Each basket contained a live pigeon. They were the feral birds of the type that live in flocks in the centre of most large cities. Big robust birds of variegated colours, bronze and blue and iridescent green, some of them with dark bands around their necks or patches of white in their wings. To ensure a supply of birds, the shooting club had built a feeding-shed on the premises, a structure containing trays that were replenished daily with crushed maize and enclosed by drop-sides that could be released by remote control and trap the feeding birds within. Often a pigeon that escaped untouched from the killing-ground would head straight back for the feeding-shed. Many birds had been shot at numerous times before, and these were wily creatures who had learnt subtle little tricks to disturb the aim of the marksmen. In addition the bird-handlers who loaded them into the baskets knew how to pluck a feather or two from wing or tail to make them fly an erratic unpredictable course.

The baskets were operated by a random mechanism, with a delay of up to five seconds after the shooter had called'Pull'for the release of a bird. Five seconds, for a man with sweaty palms, a racing heart and tens of thousands of dollars at stake, could seem like all eternity.
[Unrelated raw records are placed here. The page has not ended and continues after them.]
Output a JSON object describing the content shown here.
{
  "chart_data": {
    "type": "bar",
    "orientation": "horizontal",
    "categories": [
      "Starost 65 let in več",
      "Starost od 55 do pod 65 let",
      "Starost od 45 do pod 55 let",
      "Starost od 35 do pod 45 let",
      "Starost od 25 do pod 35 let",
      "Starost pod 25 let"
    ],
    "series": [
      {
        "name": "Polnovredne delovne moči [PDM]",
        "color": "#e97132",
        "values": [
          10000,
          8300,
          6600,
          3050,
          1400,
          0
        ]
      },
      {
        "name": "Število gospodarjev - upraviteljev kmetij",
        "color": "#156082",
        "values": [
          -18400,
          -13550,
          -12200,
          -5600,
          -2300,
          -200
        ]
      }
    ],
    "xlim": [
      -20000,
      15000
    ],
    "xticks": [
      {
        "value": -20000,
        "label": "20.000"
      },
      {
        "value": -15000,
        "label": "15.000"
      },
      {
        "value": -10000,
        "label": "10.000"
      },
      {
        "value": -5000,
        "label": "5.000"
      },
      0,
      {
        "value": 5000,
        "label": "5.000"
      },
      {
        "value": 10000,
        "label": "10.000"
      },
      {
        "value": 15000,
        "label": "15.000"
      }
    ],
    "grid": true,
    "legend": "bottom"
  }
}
The baskets were thirty yards out, and the effective range of a 12-gauge shotgun was generally reckoned to be forty yards. Thus, the birds were released at almost extreme range, and in addition the retaining circle was a mere ten yards beyond the line of baskets.

The retaining circle was a low wooden wall, only eight inches high, painted white, which demarcated the boundary of the killing-ground. To qualify as a hit the carcass of the bird, or, in the event of the blast of pellets tearing a bird into more than one piece, the largest portion of the carcass, calculated by weight, had to fall inside the low wooden wall. In this way, the shooter had to kill his bird as it rose from the release-basket within the ten yards before it passed over the periphery of the killing-ground.